Brian Duggan
bduggan@matatu.org
Perl 5 set the standard for regexes BUT
Perl 6 regexes
Which of these print True? (in Perl 6)
[press return or click]
say so 'abc' =~ /b/
===SORRY!=== Error while compiling example.p6 Unsupported use of =~ to do pattern matching; in Perl 6 please use ~~ at example.p6:1 ------> say so 'abc' =~<HERE> /b/
say so 'abc' ~~ /b/
True
say so 'abc' ~~ / 'b' /
True
say so 'abc' ~~ regex { b }
True
my regex letter-b {
b
}
say so 'abc' ~~ / <letter-b> /
True
Use / or regex to make a regex.
How about these?
say so 'good' ~~ / good /
True
say so 'not-good' ~~ / not-good /
===SORRY!=== Unrecognized regex metacharacter - (must be quoted to match literally) at example.p6:1 ------> say so 'not-good' ~~ / not<HERE>-good / Unable to parse regex; couldn't find final '/' at example.p6:1 ------> say so 'not-good' ~~ / not-<HERE>good /
say so 'not-good' ~~ / 'not-good' /
True
say so 'schőn' ~~ / schőn /
True
Use quotes inside a regex. Everything except alphanumeric characters and underscores must be quoted.
say so 'abc' ~~ / abc /
True
say so 'abc' ~~ / a b c /
Potential difficulties:
Space is not significant here; please use quotes or :s (:sigspace) modifier (or, to suppress this warning, omit the space, or otherwise change the spacing)
at example.p6:1
------> say so 'abc' ~~ / a<HERE> b c /
Space is not significant here; please use quotes or :s (:sigspace) modifier (or, to suppress this warning, omit the space, or otherwise change the spacing)
at example.p6:1
------> say so 'abc' ~~ / a b<HERE> c /
True
say so 'a b c' ~~ / a b c /
Potential difficulties:
Space is not significant here; please use quotes or :s (:sigspace) modifier (or, to suppress this warning, omit the space, or otherwise change the spacing)
at example.p6:1
------> say so 'a b c' ~~ / a<HERE> b c /
Space is not significant here; please use quotes or :s (:sigspace) modifier (or, to suppress this warning, omit the space, or otherwise change the spacing)
at example.p6:1
------> say so 'a b c' ~~ / a b<HERE> c /
False
say so 'a b c' ~~ / 'a b c' /
True
say so 'a b c' ~~ / a ' ' b ' ' c /
True
say so 'a b c' ~~ / a \s+ b \s+ c /
True
say so 'a b c' ~~ / a
# hey, this is a comment
\s+ b \s+ c /
True
Spaces are not significant. Neither are comments.

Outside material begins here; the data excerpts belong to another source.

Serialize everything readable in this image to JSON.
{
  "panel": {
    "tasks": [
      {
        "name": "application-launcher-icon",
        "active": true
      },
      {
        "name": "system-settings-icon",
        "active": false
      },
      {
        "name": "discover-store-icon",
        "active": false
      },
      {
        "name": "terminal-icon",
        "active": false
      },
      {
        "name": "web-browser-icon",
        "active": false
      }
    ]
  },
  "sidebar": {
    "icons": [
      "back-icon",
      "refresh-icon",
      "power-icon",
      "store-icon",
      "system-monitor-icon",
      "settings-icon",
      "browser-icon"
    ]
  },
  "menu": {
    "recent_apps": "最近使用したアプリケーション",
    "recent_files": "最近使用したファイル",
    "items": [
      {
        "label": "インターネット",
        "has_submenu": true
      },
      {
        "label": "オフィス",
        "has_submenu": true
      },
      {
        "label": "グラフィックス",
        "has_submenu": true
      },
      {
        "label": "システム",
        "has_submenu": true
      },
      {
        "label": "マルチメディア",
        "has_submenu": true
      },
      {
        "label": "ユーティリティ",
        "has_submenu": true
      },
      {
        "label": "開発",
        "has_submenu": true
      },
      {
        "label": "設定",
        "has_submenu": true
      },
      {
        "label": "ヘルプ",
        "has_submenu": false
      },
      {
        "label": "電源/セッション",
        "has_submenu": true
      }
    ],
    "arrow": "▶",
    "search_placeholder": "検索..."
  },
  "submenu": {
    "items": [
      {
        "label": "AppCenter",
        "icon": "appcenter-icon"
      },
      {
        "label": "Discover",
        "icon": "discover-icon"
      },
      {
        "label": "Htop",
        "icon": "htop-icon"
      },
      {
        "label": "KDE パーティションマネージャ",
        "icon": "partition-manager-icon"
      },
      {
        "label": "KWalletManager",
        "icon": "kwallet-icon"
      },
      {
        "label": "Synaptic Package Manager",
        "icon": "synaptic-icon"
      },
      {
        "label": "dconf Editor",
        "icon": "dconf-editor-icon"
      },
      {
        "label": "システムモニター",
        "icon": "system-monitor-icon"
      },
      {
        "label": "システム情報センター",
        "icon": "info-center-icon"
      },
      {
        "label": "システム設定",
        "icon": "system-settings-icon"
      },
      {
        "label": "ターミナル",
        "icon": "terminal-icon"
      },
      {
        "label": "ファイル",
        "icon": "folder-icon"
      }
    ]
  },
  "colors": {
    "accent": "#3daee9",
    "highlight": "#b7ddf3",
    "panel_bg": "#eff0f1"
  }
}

say so 'a b c' ~~ /a \s* b \s* c/; say so 'a b c' ~~ /a <ws> b <ws> c/; say so 'a b c' ~~ /:s a b c/; say so 'a b c' ~~ /:sigspace a b c/;
True True True True
say so 'ABC' ~~ /:i b/; say so 'ABC' ~~ /:ignorecase b/;
True True
say so 'abc' ~~ /:r b/; say so 'abc' ~~ /:ratchet b/;
True True
Adverbs start with :.
Ratcheting makes matching much faster -- no backtracking.

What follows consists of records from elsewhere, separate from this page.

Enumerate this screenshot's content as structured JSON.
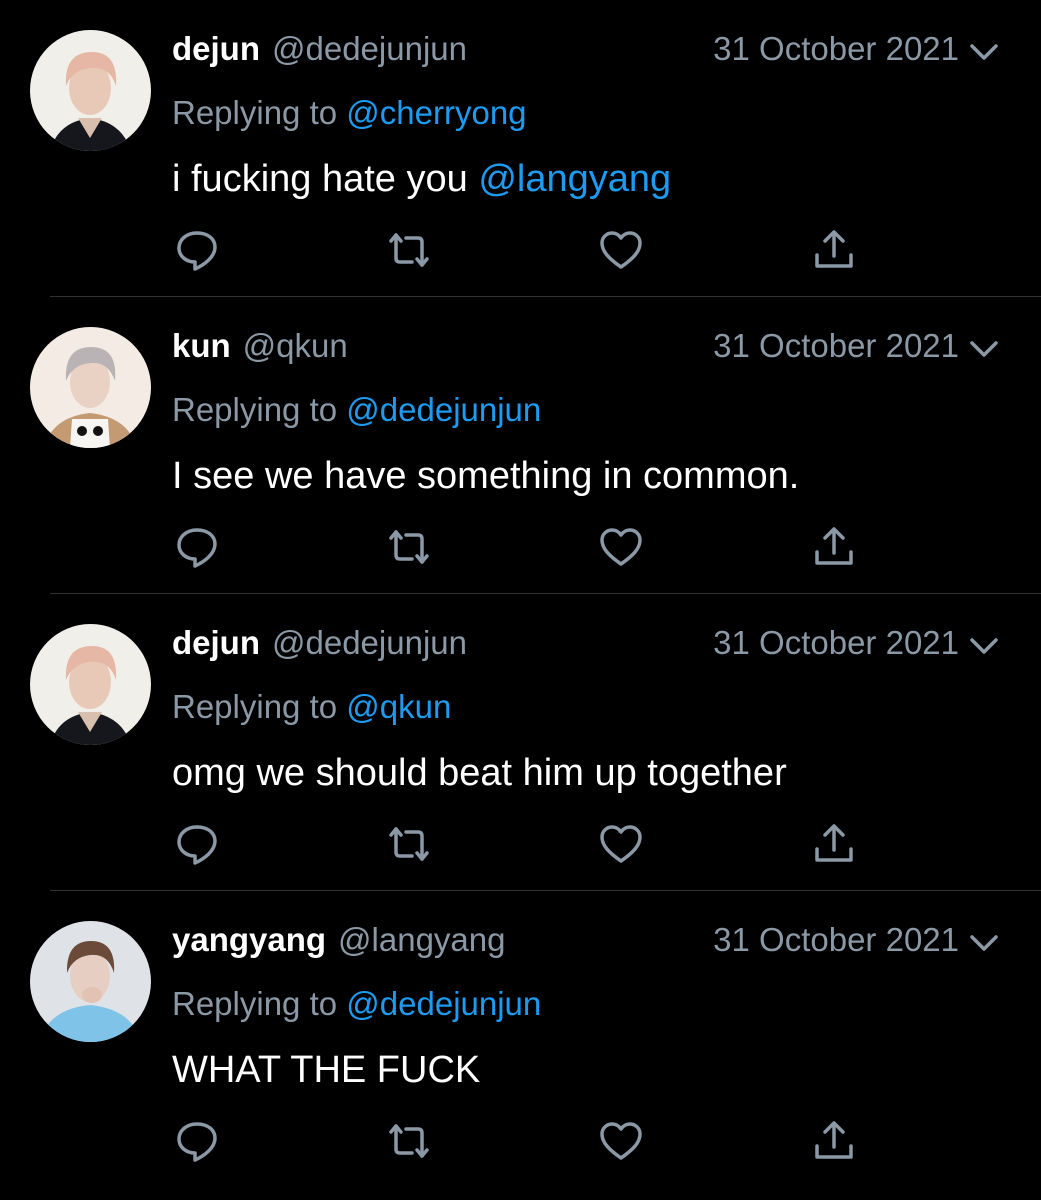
{
  "colors": {
    "background": "#000000",
    "text_primary": "#ffffff",
    "text_secondary": "#8b98a5",
    "mention": "#1d9bf0",
    "divider": "#2f3336"
  },
  "tweets": [
    {
      "name": "dejun",
      "handle": "@dedejunjun",
      "date": "31 October 2021",
      "replying_prefix": "Replying to",
      "replying_to": "@cherryong",
      "text": "i fucking hate you",
      "text_mention": "@langyang",
      "avatar_icon": "avatar-dejun"
    },
    {
      "name": "kun",
      "handle": "@qkun",
      "date": "31 October 2021",
      "replying_prefix": "Replying to",
      "replying_to": "@dedejunjun",
      "text": "I see we have something in common.",
      "text_mention": "",
      "avatar_icon": "avatar-kun"
    },
    {
      "name": "dejun",
      "handle": "@dedejunjun",
      "date": "31 October 2021",
      "replying_prefix": "Replying to",
      "replying_to": "@qkun",
      "text": "omg we should beat him up together",
      "text_mention": "",
      "avatar_icon": "avatar-dejun"
    },
    {
      "name": "yangyang",
      "handle": "@langyang",
      "date": "31 October 2021",
      "replying_prefix": "Replying to",
      "replying_to": "@dedejunjun",
      "text": "WHAT THE FUCK",
      "text_mention": "",
      "avatar_icon": "avatar-yangyang"
    }
  ],
  "action_icons": [
    "reply-icon",
    "retweet-icon",
    "like-icon",
    "share-icon"
  ]
}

Sigspace improves readability.
say so 'abc' ~~ regex { :r abc }
say so 'abc' ~~ token { abc }
True True
say so 'a b c' ~~ token { :s a b c }
say so 'a b c' ~~ rule { a b c }
True True
A token is a regex with ratching.
A rule is a token with sigspace.
These are deep concepts! Tokens and rules are building blocks for grammars.
Vehicle Identification Numbers
my $vin = '1FAHP3GNXBW107581';
if $vin ~~ / I | O | Q / {
say "Invalid VIN"
} else {
say "Maybe it's okay";
}
Maybe it's okay
For alternation, use |.
Alternation
say so 'QUIT' ~~ / I | O | Q /
True
say so 'QUIT' ~~ / | I | O | Q /
True
say so 'QUIT' ~~ / | I
| O
| Q /
True
say so 'QUIT' ~~ / <[IOQ]> /
True
You can put an extra | at the beginning.
Construct character classes using <[ and ]>.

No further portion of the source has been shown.